Ренейла наклонилась к нему, широко раскрыв пасть. В горле что-то маслянисто поблёскивало. Так и есть. Шипастая распорка. И такие, наверно, по всему телу, в пищеводе, в желудке, в кишках. Если Ренейла вздумает превратиться, то они разорвут тело девушки.
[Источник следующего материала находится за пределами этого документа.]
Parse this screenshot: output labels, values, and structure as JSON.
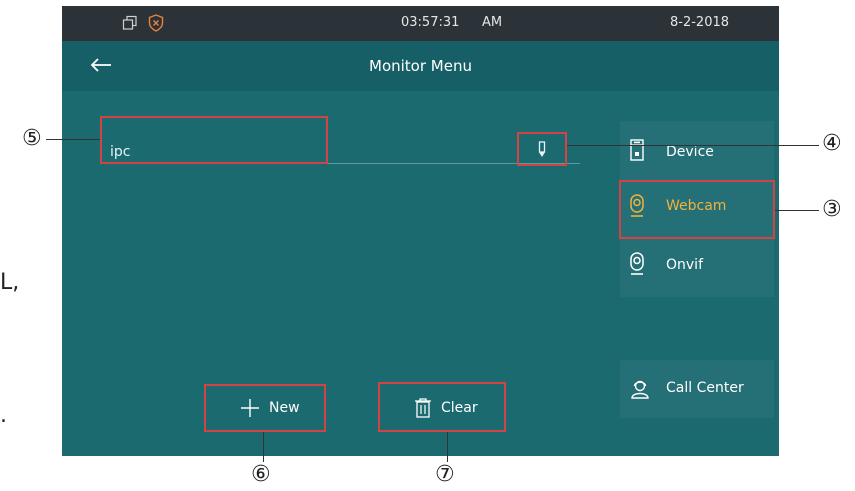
{
  "status_bar": {
    "time": "03:57:31",
    "ampm": "AM",
    "date": "8-2-2018"
  },
  "header": {
    "title": "Monitor Menu",
    "back_icon": "arrow-left-icon"
  },
  "entry": {
    "name": "ipc"
  },
  "sidebar": {
    "items": [
      {
        "label": "Device",
        "icon": "device-icon",
        "active": false
      },
      {
        "label": "Webcam",
        "icon": "webcam-icon",
        "active": true
      },
      {
        "label": "Onvif",
        "icon": "webcam-icon",
        "active": false
      }
    ],
    "call_center": {
      "label": "Call Center",
      "icon": "agent-icon"
    }
  },
  "buttons": {
    "new_label": "New",
    "clear_label": "Clear"
  },
  "callouts": {
    "c3": "③",
    "c4": "④",
    "c5": "⑤",
    "c6": "⑥",
    "c7": "⑦"
  },
  "side_text": {
    "line1": "L,",
    "line2": "."
  },
  "colors": {
    "accent": "#f1b23e",
    "annotation": "#d24343",
    "background": "#1b6a70"
  }
}
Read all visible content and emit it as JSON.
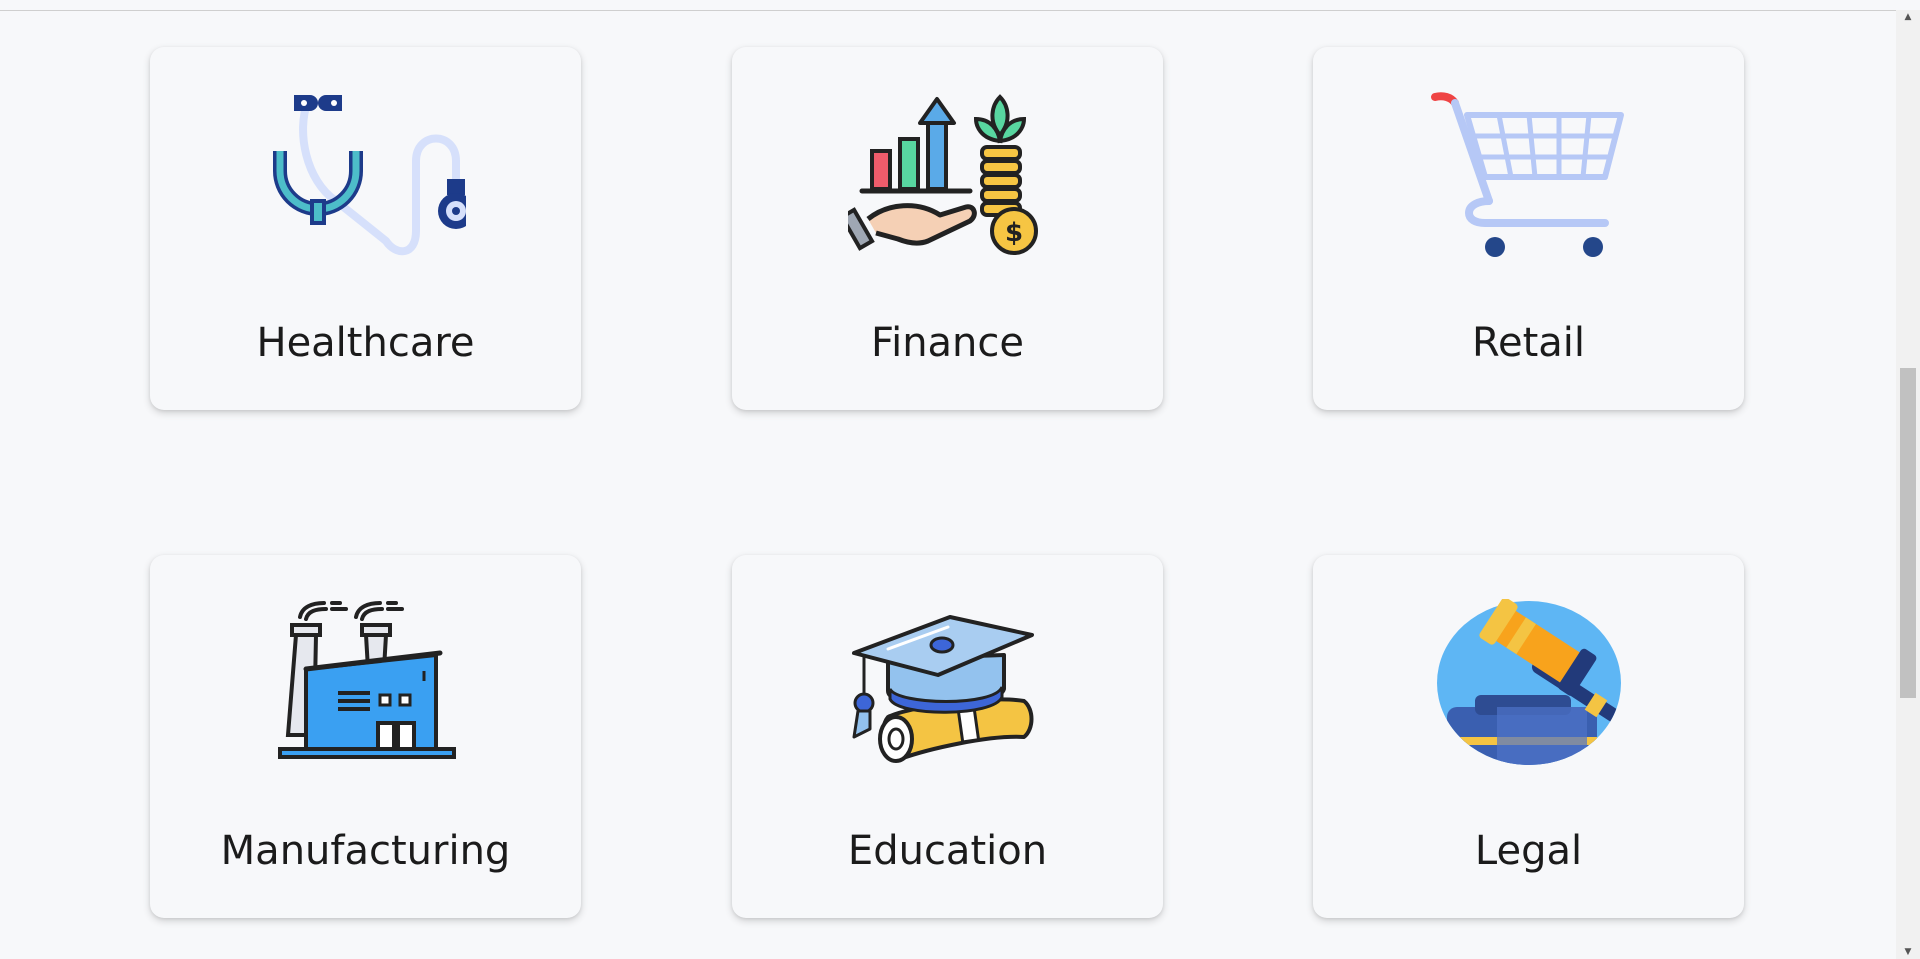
{
  "cards": [
    {
      "label": "Healthcare",
      "icon": "stethoscope-icon"
    },
    {
      "label": "Finance",
      "icon": "finance-growth-icon"
    },
    {
      "label": "Retail",
      "icon": "shopping-cart-icon"
    },
    {
      "label": "Manufacturing",
      "icon": "factory-icon"
    },
    {
      "label": "Education",
      "icon": "graduation-cap-icon"
    },
    {
      "label": "Legal",
      "icon": "gavel-icon"
    }
  ],
  "scrollbar": {
    "up_arrow": "▲",
    "down_arrow": "▼"
  },
  "colors": {
    "background": "#f7f8fa",
    "text": "#1b1b1b",
    "card_shadow": "rgba(0,0,0,0.16)"
  }
}
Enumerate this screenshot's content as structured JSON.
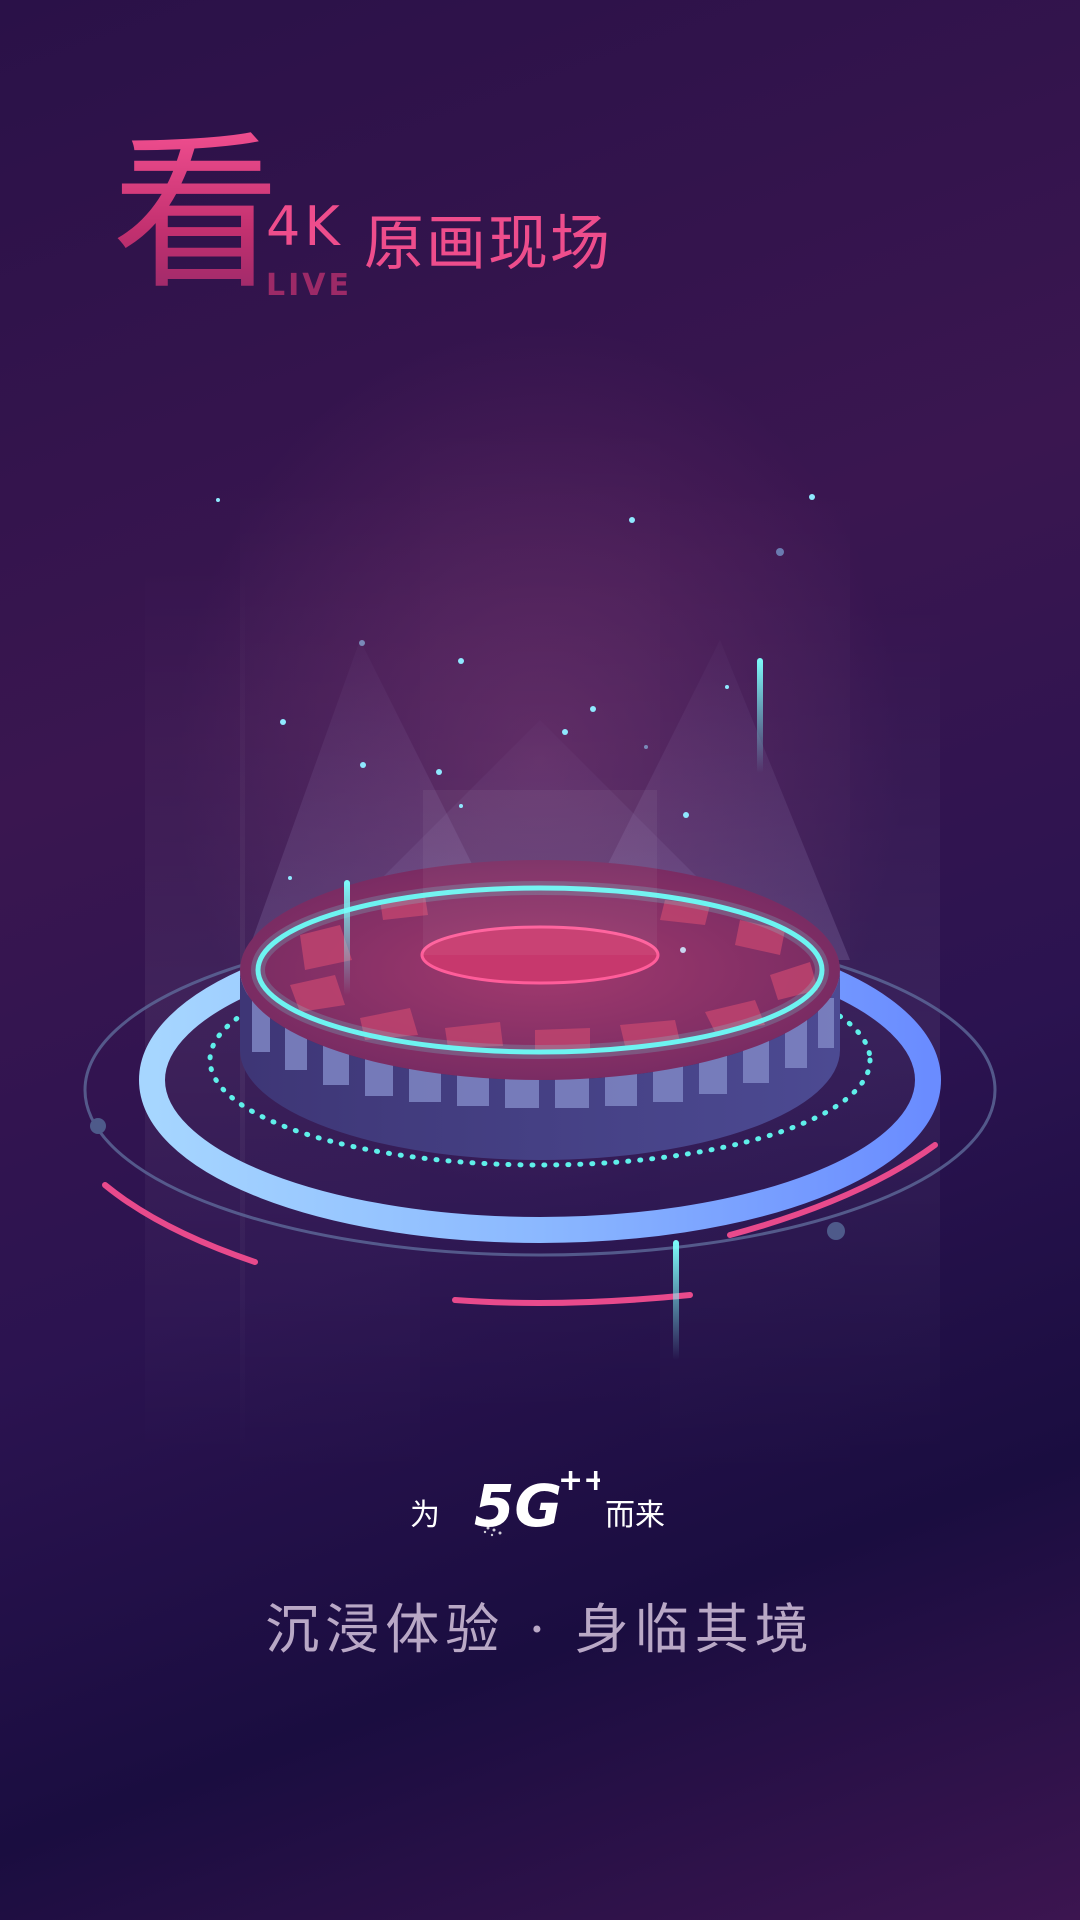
{
  "poster": {
    "title_big_char": "看",
    "title_4k": "4K",
    "title_cn": "原画现场",
    "title_live": "LIVE",
    "brand_left": "为",
    "brand_logo_text": "5G",
    "brand_logo_superscript": "++",
    "brand_right": "而来",
    "tagline": "沉浸体验 · 身临其境"
  },
  "colors": {
    "accent_pink": "#ee4d8c",
    "accent_cyan": "#6df4f2",
    "ring_blue": "#79b9ff",
    "tagline": "#b9a8c6"
  }
}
Следующий удар накрыл его сверху. И наступила чернота.
Он не сразу понял что очнулся, потому что очнулся в такой же темноте, какая была там, куда отправил его удар твари. Он стоял, чуть прислонённый к наклонной стене, стоял не шевелясь, — чувствовал, что впереди опасность. Когда же он подвинулся вперёд на миллиметр, что-то огромное метнулось к нему и пропороло воздух в миллиметре от его лица. Ренейла. Он услышал звон цепей. Они приковали её здесь, в подземном каземате, приковали так, чтобы она охраняла его, не давая ему даже сделать шаг. Он вглядывался в темноту, силясь увидеть там что-то, а затем мягко позвал её:
— Ренейла! Подойди ко мне!
Горячее дыхание обожгло ему лицо.
— Я знаю, как тебе хочется есть… — рык, подтверждающий это, — но попытайся перебороть голод и жажду, и выслушай меня…
Мягкий голос тихонько вкрадывался в её сознание.
— Я знаю, как болит всё внутри у тебя, из-за этих шипов… Я знаю, как тебе помочь… Но для этого мне надо выбраться отсюда.
Молчание в темноте.
— Ренейла, дай мне два своих когтя…
Он протянул руку в темноту и пустоту.